Ma première fois avec lui : l’innocence bascule dans l’appartement du quartier de l’Espoir

Cinq heures du matin, quartier de l’Espoir. Vide, silencieux. Le vent froid remue les branches sèches du bougainvillier contre le mur lézardé. J’entends frapper à la porte en bois. Mes pas lourds dans la pénombre. J’ouvre, robe de chambre rouge autour de mon corps fatigué. Visage rose, boursouflé, cheveux sales ébouriffés. C’est lui. Sorti de taule, l’air perdu. ‘Fatma, je n’ai plus où dormir.’ Mon cœur cogne déjà. Innocence encore là, mais curiosité qui gratte au ventre.

Je le fais entrer. Tout en bordel : vaisselle sale, poussière partout, chaussures dépareillées par terre. Je m’étais laissée aller ces jours-ci. Abattue. Mais son regard… Il s’enfonce dans le canapé sans enlever ses chaussures. Épuisé. Je file dans ma chambre. Le cœur bat fort. Première fois que je sens ça : un feu timide entre les cuisses. Toute la nuit, je pense à lui. À son corps sous ses fringues usées. À midi, je me lave, arrange mes cheveux lisses, onduleux. Maquillage discret, rouge à lèvres criard, ongles rouge foncé. Corsage blanc moulant, décolleté qui montre un peu. Jupe noire aux genoux. Bouquet de roses, pizzas. Je reviens, lumineuse.

L’approche : le souvenir qui remonte et le pas franchi

On mange en silence. Nos yeux se verrouillent. Chaleur monte. Mes joues brûlent. Son sourire. Sa main attire mon visage. Lèvres contre les siennes. Langue qui envahit, brûlante. Il me soulève, tourne autour de moi. Front contre mon dos. Bras sous mes seins. Doigts sur mon cou, menton, joues. Face à face, regards torride. Il m’enlace la taille. Souffle balbutiant. Je m’abandonne. Il m’emporte dans la chambre, sur le lit.

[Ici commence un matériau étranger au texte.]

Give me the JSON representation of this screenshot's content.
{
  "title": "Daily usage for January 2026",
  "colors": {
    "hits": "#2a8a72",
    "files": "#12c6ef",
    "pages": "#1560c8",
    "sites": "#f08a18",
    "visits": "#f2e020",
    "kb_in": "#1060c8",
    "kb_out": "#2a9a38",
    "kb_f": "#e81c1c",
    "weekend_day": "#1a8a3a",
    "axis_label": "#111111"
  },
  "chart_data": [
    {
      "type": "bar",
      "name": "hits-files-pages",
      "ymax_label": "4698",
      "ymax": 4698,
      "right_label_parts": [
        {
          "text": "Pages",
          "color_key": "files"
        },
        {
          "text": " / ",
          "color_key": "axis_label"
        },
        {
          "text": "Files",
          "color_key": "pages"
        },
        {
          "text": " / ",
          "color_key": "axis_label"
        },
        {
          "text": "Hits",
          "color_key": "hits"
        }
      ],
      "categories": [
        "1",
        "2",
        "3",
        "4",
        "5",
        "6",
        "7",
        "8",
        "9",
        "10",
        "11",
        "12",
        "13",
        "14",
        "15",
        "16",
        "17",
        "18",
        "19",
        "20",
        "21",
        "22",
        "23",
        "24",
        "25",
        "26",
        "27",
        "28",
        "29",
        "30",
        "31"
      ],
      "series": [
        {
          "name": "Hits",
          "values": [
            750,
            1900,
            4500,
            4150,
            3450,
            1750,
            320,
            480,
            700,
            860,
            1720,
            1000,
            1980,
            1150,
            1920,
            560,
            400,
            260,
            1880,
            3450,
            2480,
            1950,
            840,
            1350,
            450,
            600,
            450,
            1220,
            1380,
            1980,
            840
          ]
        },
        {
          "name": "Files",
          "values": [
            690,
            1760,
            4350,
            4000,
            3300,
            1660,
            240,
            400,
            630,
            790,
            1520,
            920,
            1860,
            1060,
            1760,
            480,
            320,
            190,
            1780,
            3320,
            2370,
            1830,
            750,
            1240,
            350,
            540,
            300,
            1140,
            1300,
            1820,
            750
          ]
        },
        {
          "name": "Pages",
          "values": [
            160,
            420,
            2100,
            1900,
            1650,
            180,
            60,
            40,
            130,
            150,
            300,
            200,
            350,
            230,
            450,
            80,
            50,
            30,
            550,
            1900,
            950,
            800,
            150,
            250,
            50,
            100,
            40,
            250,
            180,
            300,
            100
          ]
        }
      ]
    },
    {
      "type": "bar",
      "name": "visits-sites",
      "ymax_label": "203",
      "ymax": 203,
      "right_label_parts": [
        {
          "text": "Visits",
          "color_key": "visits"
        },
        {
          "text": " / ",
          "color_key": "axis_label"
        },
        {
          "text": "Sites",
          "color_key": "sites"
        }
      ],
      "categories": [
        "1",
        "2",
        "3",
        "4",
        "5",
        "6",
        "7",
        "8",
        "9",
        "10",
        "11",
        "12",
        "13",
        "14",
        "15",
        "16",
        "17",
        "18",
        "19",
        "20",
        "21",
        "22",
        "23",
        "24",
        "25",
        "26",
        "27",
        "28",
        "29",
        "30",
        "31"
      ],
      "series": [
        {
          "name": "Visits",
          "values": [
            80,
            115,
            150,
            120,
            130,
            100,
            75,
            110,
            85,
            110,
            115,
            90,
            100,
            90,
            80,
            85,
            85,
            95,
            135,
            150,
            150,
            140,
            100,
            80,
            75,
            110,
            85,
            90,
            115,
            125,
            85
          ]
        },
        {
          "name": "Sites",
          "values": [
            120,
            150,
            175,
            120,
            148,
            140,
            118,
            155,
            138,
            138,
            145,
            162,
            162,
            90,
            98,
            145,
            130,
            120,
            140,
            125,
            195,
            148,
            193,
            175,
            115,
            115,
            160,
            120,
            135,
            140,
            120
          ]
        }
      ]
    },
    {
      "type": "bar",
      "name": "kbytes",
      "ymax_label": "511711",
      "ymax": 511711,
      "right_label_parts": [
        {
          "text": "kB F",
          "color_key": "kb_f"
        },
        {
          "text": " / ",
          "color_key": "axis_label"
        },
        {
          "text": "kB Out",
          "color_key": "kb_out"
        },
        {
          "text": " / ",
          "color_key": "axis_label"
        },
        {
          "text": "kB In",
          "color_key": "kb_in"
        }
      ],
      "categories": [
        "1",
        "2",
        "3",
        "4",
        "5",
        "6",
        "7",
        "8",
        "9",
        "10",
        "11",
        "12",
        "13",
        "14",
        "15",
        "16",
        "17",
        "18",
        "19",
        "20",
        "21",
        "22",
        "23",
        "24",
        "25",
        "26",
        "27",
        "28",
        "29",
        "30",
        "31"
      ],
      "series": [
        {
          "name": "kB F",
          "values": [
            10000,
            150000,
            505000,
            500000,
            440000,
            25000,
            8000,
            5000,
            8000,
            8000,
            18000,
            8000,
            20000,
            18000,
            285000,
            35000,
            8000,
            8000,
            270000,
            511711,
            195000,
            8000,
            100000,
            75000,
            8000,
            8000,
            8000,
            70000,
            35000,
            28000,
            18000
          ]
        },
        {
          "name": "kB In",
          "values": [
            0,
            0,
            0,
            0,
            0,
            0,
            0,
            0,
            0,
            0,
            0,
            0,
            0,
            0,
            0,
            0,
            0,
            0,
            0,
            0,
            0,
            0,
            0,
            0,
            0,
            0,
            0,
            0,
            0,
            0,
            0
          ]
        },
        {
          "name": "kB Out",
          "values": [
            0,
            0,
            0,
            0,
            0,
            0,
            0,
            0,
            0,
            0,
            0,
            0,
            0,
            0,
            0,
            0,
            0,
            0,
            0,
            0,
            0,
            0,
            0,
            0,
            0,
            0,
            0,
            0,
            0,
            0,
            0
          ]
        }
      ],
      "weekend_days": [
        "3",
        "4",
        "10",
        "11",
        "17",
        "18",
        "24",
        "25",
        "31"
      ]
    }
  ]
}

Hésitation. Mon innocence tremble. C’est la première. Peau qui frissonne déjà. Il dégrafé mon corsage, soutien-gorge. Empaume mes seins opulents, clairs, mamelons roses. Pétrit doucement. Respiration qui s’accélère. Corps qui frémit. Odeur de sa peau, mélange sueur et homme. Il enlève jupe, bas. Moi nue. Lui en slip. ‘On échange : ton slip contre le mien.’ Je serre les cuisses, émue. Il pince le tissu, glisse le long de mes jambes. Baisers sur ventre, langue autour nombril. Main sur seins, mordille mamelons. Doigts pianotent à l’entrée de mon vagin. Humide, tiède. Il introduit, tripote seins, embrasse cou, épaules. Cœur qui cogne comme un marteau. Souffle court.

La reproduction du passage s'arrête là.